The show started 20 minutes late, but it unfolded at whiplash pace. Dapper Euan Morton (so brilliant eons ago in Taboo) kicked off the opening number "The Best Game in Town" in a top hat and tails a good little monopolist, introducing us to the lovely ladies who stood in for the iconic game pieces. Each and every one was described in sexually suggestive ways, even the wheelbarrow—you can guess what she's capable of carrying away.
No, THIS is the best game in town
There she is, Miss...Vanessa L. Williams
The show's biggest star opened the whole thing
With no build-up, he introduced the biggest stars of the night, the resurging Vanessa Williams (don't even dream that she would be dumb enough to get naked again) and everybody's favorite Christian Broadway bombshell Kristin Chenoweth. The ladies were on point and suitably glam, sporting nice gams.
Josh's entrance (the other one is available to view here.)
Joshua Buscher, a West Side Story dancer in possession of (this must be official somewhere?) the greatest white behind on the Great White Way was someone I picked out last year as a dazzler; this year, he starred in a show-stopping number called "The Bank" set to Lady GaGa's "Money Honey" (OMG, or was he copying Madonna???) that culminated with him dancing totally nude while basically wearing two male peers. It was a well-tailored fit.

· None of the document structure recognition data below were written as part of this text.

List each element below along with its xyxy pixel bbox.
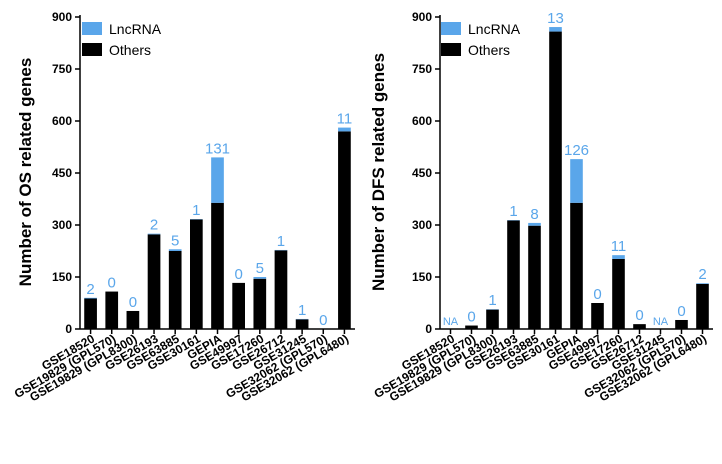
dfs-y-tick-label: 300 bbox=[412, 218, 432, 232]
os-bar-others bbox=[190, 219, 203, 329]
os-bar-value-label: 0 bbox=[129, 294, 137, 311]
os-bar-value-label: 2 bbox=[86, 281, 94, 298]
legend-swatch-others bbox=[82, 43, 102, 56]
dfs-bar-others bbox=[675, 319, 688, 329]
dfs-bar-lncrna bbox=[696, 283, 709, 284]
dfs-bar-value-label: NA bbox=[443, 316, 459, 328]
os-bar-value-label: 1 bbox=[192, 202, 200, 219]
os-bar-others bbox=[105, 291, 119, 329]
os-bar-value-label: 5 bbox=[256, 260, 264, 277]
os-bar-value-label: 11 bbox=[337, 111, 353, 128]
dfs-y-tick-label: 150 bbox=[412, 270, 432, 284]
os-bar-others bbox=[211, 202, 224, 329]
os-bar-lncrna bbox=[84, 297, 97, 299]
dfs-bar-lncrna bbox=[528, 222, 541, 226]
os-bar-value-label: 2 bbox=[150, 217, 158, 234]
os-y-tick-label: 300 bbox=[52, 218, 72, 232]
os-bar-lncrna bbox=[253, 277, 267, 279]
legend-label-others: Others bbox=[468, 42, 510, 58]
dfs-y-tick-label: 0 bbox=[425, 322, 432, 336]
dfs-bar-others bbox=[612, 258, 625, 329]
os-bar-value-label: 1 bbox=[277, 233, 285, 250]
dfs-bar-others bbox=[570, 202, 583, 329]
os-bar-value-label: 0 bbox=[234, 266, 242, 283]
os-bar-lncrna bbox=[211, 157, 224, 203]
dfs-bar-value-label: 0 bbox=[593, 286, 601, 303]
os-y-tick-label: 450 bbox=[52, 166, 72, 180]
dfs-bar-value-label: 0 bbox=[635, 307, 643, 324]
os-y-axis-title: Number of OS related genes bbox=[16, 58, 35, 287]
dfs-bar-value-label: 2 bbox=[698, 266, 706, 283]
legend-swatch-others bbox=[441, 43, 461, 56]
os-bar-lncrna bbox=[168, 249, 182, 251]
os-bar-value-label: 131 bbox=[205, 140, 230, 157]
dfs-y-tick-label: 450 bbox=[412, 166, 432, 180]
os-bar-others bbox=[168, 251, 182, 329]
os-bar-value-label: 1 bbox=[298, 302, 306, 319]
dfs-bar-others bbox=[633, 324, 646, 329]
dfs-bar-others bbox=[591, 303, 604, 329]
os-bar-others bbox=[147, 234, 161, 329]
dfs-bar-value-label: 8 bbox=[530, 206, 538, 223]
dfs-bar-value-label: 126 bbox=[564, 142, 589, 159]
dfs-bar-value-label: 0 bbox=[467, 309, 475, 326]
os-bar-others bbox=[274, 250, 288, 329]
dfs-y-tick-label: 750 bbox=[412, 62, 432, 76]
dfs-bar-value-label: 0 bbox=[677, 303, 685, 320]
dfs-bar-value-label: 1 bbox=[509, 203, 517, 220]
dfs-bar-others bbox=[465, 325, 478, 329]
os-bar-lncrna bbox=[147, 233, 161, 235]
os-bar-others bbox=[253, 278, 267, 329]
legend-label-lncrna: LncRNA bbox=[109, 21, 162, 37]
os-bar-others bbox=[232, 282, 245, 329]
os-chart-panel: Number of OS related genes LncRNA Others… bbox=[12, 10, 355, 404]
dfs-bar-value-label: NA bbox=[653, 316, 669, 328]
os-bar-value-label: 0 bbox=[319, 312, 327, 329]
os-bar-value-label: 0 bbox=[108, 275, 116, 292]
dfs-bar-others bbox=[696, 283, 709, 329]
os-y-tick-label: 150 bbox=[52, 270, 72, 284]
dfs-bar-value-label: 1 bbox=[488, 292, 496, 309]
dfs-bar-value-label: 11 bbox=[611, 238, 627, 255]
dfs-y-tick-label: 900 bbox=[412, 10, 432, 24]
legend-swatch-lncrna bbox=[441, 22, 461, 35]
legend-swatch-lncrna bbox=[82, 22, 102, 35]
os-y-tick-label: 0 bbox=[65, 322, 72, 336]
os-y-tick-label: 750 bbox=[52, 62, 72, 76]
dfs-legend: LncRNA Others bbox=[441, 21, 521, 58]
dfs-bar-others bbox=[486, 309, 499, 329]
dfs-bar-value-label: 13 bbox=[547, 10, 564, 27]
os-legend: LncRNA Others bbox=[82, 21, 162, 58]
dfs-bar-others bbox=[549, 31, 562, 330]
dfs-chart-panel: Number of DFS related genes LncRNA Other… bbox=[369, 10, 713, 404]
os-y-tick-label: 900 bbox=[52, 10, 72, 24]
dfs-category-label: GSE19829 (GPL570) bbox=[372, 331, 478, 400]
os-bar-others bbox=[295, 319, 309, 329]
os-bar-lncrna bbox=[338, 127, 351, 132]
os-bar-others bbox=[126, 310, 140, 329]
legend-label-others: Others bbox=[109, 42, 151, 58]
dfs-bar-lncrna bbox=[549, 27, 562, 32]
dfs-bar-others bbox=[528, 225, 541, 329]
os-bar-others bbox=[338, 131, 351, 329]
dfs-bar-others bbox=[507, 220, 520, 329]
dfs-bar-lncrna bbox=[570, 159, 583, 203]
os-bar-others bbox=[84, 298, 97, 329]
os-bar-value-label: 5 bbox=[171, 232, 179, 249]
dfs-bar-lncrna bbox=[612, 255, 625, 259]
os-y-tick-label: 600 bbox=[52, 114, 72, 128]
dfs-y-tick-label: 600 bbox=[412, 114, 432, 128]
os-category-label: GSE19829 (GPL570) bbox=[12, 331, 118, 400]
legend-label-lncrna: LncRNA bbox=[468, 21, 521, 37]
dfs-y-axis-title: Number of DFS related genes bbox=[369, 53, 388, 291]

Josh puts it allll behind him
If you want all the minutiae about what the ladies accomplished this year, you might need to search for a Girl Culture blog; I love women, but I was so boycrazy I fear I will not do justice to the female-driven numbers. I do know that soon after a rowdy lipstick-lezzie lingerie number called "Connecticut Avenue", a talented, black-bustiered female Alysha Umphress crooned Journey's "When the Lights Go Down in the City" so well that I do hope someone went down on her after the show.